New study sheds light on higher adherence to HIV drugs in Africa than in North America

Levels of near-perfect adherence to life saving antiretroviral drugs among African HIV patients should be understood as a means of preserving key social relationships, says a new study published in the open-access journal PLoS Medicine.

In Sub-Saharan Africa, adherence to these anti-HIV drugs improves patients' health, which is also a strong predictor of adherence success in developed countries. But for individuals living in extreme poverty, adhering to antiretroviral medicine regimens also helps them protect the relationships they rely upon to survive.
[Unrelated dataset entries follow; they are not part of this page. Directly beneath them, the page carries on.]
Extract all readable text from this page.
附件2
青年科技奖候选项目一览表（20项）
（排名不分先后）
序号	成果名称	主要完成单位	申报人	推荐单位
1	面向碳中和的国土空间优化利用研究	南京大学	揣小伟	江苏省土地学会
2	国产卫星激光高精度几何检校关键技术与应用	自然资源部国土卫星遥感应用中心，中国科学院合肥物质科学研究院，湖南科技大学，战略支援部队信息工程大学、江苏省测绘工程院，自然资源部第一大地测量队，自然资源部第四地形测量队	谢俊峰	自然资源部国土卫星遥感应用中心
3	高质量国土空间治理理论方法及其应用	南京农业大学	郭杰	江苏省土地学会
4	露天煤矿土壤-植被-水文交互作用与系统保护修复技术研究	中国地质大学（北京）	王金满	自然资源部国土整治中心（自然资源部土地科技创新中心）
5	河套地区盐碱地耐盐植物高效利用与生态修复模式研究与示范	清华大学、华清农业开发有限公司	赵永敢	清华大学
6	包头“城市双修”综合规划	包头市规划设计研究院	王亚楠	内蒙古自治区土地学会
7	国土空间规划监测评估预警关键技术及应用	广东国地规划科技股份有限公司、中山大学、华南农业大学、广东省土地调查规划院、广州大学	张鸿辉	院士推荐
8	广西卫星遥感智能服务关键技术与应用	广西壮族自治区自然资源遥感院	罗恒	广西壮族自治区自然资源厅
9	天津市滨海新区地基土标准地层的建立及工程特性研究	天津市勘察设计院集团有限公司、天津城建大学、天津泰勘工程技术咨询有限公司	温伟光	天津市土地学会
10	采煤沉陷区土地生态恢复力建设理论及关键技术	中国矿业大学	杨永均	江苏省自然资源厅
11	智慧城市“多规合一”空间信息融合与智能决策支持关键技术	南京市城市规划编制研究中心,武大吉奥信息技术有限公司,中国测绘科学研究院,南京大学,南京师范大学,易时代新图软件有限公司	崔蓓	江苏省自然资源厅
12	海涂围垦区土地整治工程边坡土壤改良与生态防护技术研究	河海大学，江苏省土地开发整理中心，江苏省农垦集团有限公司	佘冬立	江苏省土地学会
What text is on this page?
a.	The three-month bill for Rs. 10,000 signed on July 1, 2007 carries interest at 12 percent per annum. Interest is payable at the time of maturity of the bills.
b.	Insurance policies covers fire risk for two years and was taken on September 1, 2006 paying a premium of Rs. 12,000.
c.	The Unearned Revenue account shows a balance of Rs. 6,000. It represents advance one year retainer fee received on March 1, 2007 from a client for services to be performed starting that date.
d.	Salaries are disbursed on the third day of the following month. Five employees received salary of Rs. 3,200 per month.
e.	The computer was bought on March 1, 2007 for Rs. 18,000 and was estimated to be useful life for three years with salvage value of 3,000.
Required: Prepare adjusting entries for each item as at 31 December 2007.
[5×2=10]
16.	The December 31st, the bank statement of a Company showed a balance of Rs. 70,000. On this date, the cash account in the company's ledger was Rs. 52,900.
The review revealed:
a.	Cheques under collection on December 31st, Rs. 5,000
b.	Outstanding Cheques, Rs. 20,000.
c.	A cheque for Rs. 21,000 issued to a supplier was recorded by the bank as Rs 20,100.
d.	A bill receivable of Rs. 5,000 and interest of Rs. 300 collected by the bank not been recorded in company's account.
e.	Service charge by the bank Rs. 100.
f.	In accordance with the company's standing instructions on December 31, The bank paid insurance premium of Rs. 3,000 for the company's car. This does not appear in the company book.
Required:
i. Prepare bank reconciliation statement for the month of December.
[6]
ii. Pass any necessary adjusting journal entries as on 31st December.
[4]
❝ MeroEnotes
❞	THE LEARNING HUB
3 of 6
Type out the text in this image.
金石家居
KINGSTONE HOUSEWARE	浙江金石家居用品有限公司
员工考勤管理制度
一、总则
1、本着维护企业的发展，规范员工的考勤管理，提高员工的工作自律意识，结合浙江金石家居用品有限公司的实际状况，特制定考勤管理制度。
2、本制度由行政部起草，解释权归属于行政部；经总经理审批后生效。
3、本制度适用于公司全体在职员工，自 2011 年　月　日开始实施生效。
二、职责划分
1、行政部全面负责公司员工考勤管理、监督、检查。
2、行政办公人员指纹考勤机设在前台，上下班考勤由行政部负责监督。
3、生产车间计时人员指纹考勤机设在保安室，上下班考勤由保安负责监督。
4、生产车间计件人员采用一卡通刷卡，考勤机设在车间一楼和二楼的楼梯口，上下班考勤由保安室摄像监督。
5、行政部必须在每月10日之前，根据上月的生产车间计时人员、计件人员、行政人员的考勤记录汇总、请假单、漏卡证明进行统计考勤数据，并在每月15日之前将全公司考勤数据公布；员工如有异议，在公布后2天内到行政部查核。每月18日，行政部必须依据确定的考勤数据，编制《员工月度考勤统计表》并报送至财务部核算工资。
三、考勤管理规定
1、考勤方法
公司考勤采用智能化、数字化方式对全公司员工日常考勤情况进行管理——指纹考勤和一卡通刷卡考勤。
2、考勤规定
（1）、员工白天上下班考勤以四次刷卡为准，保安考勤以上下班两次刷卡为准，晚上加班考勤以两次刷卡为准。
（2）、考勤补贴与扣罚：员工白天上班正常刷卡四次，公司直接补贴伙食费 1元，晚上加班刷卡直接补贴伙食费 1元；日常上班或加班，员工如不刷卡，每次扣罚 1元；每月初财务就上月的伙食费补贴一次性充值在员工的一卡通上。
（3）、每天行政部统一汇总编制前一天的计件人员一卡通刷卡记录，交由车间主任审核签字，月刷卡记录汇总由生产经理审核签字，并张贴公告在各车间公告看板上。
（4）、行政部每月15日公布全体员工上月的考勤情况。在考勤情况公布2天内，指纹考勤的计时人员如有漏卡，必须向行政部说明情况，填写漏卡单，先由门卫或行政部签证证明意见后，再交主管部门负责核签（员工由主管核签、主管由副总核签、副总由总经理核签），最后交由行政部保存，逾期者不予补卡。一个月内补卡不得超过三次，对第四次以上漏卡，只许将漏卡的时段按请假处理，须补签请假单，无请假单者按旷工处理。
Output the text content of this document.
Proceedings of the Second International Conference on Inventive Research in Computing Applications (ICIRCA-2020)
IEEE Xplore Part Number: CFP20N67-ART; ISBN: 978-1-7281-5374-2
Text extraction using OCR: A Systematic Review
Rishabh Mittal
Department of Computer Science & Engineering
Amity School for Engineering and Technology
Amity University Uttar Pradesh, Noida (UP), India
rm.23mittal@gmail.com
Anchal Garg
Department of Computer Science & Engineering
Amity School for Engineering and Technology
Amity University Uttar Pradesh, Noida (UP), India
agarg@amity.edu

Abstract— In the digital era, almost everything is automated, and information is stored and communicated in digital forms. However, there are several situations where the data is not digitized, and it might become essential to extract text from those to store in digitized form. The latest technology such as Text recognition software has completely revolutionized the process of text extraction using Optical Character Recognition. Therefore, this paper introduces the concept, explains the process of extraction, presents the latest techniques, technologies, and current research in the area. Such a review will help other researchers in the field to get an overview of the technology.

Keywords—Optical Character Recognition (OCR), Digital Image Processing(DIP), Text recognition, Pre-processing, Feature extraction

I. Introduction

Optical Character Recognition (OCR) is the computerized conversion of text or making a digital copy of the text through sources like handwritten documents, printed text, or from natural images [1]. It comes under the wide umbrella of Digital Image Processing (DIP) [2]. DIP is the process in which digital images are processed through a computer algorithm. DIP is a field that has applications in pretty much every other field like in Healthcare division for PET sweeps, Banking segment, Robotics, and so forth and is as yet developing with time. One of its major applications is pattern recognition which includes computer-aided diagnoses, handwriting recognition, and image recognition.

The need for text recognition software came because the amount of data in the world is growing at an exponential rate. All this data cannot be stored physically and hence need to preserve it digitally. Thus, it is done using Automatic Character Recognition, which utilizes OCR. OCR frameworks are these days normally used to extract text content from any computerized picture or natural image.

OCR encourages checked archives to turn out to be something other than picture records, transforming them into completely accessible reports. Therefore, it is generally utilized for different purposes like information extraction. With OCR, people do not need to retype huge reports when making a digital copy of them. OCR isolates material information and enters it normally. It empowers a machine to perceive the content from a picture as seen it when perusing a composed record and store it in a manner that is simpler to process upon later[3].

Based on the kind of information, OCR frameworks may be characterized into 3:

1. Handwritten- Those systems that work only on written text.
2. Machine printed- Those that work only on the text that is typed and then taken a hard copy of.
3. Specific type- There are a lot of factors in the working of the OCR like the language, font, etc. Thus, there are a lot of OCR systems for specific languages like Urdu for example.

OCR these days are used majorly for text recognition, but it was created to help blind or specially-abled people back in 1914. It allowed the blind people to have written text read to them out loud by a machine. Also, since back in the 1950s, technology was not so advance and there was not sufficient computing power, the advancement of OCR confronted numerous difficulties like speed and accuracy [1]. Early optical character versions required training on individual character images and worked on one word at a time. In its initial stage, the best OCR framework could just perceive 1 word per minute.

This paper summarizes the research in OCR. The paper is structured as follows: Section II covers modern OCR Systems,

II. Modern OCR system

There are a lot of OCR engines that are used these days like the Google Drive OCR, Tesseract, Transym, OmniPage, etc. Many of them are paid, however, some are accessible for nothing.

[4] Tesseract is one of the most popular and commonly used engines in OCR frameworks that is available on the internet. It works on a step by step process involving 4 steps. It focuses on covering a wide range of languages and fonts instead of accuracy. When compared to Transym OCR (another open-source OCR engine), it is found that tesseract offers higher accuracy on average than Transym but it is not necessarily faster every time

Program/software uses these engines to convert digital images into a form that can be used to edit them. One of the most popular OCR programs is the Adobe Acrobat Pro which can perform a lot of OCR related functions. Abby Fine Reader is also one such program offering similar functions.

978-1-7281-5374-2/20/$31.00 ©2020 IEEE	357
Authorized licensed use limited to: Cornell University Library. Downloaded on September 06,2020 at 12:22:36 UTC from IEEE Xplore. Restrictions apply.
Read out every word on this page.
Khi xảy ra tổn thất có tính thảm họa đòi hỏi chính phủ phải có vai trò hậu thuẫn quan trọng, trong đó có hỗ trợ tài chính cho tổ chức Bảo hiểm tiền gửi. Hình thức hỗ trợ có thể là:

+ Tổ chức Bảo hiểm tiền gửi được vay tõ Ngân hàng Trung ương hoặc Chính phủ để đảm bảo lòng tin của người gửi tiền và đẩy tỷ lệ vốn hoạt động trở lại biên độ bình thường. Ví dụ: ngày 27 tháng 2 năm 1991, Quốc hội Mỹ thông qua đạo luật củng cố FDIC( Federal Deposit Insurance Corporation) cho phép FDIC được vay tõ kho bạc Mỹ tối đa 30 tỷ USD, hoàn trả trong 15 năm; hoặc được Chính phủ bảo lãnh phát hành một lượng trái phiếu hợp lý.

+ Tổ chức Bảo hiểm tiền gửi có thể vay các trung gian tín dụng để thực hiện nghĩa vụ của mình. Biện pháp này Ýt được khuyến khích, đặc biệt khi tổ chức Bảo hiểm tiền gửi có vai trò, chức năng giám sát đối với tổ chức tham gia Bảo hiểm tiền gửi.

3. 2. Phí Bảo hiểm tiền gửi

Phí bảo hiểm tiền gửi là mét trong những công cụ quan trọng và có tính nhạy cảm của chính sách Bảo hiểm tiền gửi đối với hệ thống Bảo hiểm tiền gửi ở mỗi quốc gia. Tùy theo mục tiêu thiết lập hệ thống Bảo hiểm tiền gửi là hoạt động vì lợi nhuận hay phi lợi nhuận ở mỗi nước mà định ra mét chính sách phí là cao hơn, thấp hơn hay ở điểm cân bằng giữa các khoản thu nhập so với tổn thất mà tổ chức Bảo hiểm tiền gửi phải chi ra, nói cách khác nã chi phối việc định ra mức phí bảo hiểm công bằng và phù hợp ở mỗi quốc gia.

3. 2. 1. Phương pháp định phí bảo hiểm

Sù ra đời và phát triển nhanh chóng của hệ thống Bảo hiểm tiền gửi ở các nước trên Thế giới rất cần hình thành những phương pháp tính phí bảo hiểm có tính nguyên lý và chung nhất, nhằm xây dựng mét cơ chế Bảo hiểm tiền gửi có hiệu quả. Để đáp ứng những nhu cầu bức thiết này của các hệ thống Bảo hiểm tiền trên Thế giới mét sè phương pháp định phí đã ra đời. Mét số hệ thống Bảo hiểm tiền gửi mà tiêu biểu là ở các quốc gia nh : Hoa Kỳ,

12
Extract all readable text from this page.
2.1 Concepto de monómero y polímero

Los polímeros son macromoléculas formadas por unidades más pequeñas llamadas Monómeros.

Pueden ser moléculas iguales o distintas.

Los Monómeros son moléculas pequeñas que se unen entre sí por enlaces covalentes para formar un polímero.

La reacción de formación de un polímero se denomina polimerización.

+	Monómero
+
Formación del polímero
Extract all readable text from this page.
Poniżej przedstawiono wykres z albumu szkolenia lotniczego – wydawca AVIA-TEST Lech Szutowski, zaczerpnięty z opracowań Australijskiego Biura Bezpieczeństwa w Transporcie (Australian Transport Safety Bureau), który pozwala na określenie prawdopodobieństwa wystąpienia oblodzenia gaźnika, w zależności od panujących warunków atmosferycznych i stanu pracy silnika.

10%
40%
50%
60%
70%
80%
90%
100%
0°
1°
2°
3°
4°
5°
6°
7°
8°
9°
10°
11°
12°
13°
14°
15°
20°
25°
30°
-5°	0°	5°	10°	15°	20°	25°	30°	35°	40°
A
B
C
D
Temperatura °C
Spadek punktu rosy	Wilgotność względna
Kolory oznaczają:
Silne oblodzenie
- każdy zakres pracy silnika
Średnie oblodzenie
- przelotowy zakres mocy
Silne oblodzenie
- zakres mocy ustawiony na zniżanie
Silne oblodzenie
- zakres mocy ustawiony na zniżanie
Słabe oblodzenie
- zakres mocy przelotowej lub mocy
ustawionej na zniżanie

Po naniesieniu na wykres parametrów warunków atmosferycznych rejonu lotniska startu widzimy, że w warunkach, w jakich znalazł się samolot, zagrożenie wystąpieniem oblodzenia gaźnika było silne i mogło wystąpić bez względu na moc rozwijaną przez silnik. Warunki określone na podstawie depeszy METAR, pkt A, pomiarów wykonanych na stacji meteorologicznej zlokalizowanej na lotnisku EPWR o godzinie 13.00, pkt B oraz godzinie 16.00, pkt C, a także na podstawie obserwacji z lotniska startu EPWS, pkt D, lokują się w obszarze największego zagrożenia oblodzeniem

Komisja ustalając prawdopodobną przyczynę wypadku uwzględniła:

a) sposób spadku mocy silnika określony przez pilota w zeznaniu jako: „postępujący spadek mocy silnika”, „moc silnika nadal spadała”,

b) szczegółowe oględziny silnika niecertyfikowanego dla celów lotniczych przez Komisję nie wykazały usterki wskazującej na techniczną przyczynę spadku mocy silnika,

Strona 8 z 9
Norma Ware from Harvard University, Boston, USA and colleagues interviewed 252 patients and caregivers in Nigeria, Tanzania and Uganda, and identified several strategies used by patients to overcome economic obstacles to ART adherence. Strategies aimed at prioritizing adherence included borrowing and begging for funds to pay for travel to clinics, making difficult choices that reallocated available resources in favor of treatment, and "doing without." Dr. Ware and colleagues report that individuals' prioritizing of ART adherence reflected the importance of relationships as a resource for managing economic hardship: caregivers and supporters expected patients to adhere to ART, and they made their expectations known. This created a responsibility among patients to adhere. Patients, in turn, adhered to their treatment to promote good will from their caregivers, thereby ensuring help will be available when future needs arise, say the authors.

That HIV patients in Africa achieve close to 90% adherence rates-far exceeding those achieved in North America-is remarkable given the "formidable obstacles in the poorest regions of the world," say the authors. This "dispels early scale-up concerns that adherence would be inadequate in settings of extreme poverty." The authors conclude that adherence success is best explained as a means of fulfilling social responsibilities and thus preserving social capital in economic and cultural settings where good relationships are necessary for survival.

In an expert commentary on the study, Agnes Binagwaho and Niloo Ratnayake, who were not involved in the study, discuss the importance of social capital in African societies compared to more developed countries, stating that "people in the US tend to be more individualistic and therefore less focused upon and connected to the group as a whole." The challenge for African will be to "maintain social capital while improving economic development, which can bring a more individualistic way of life."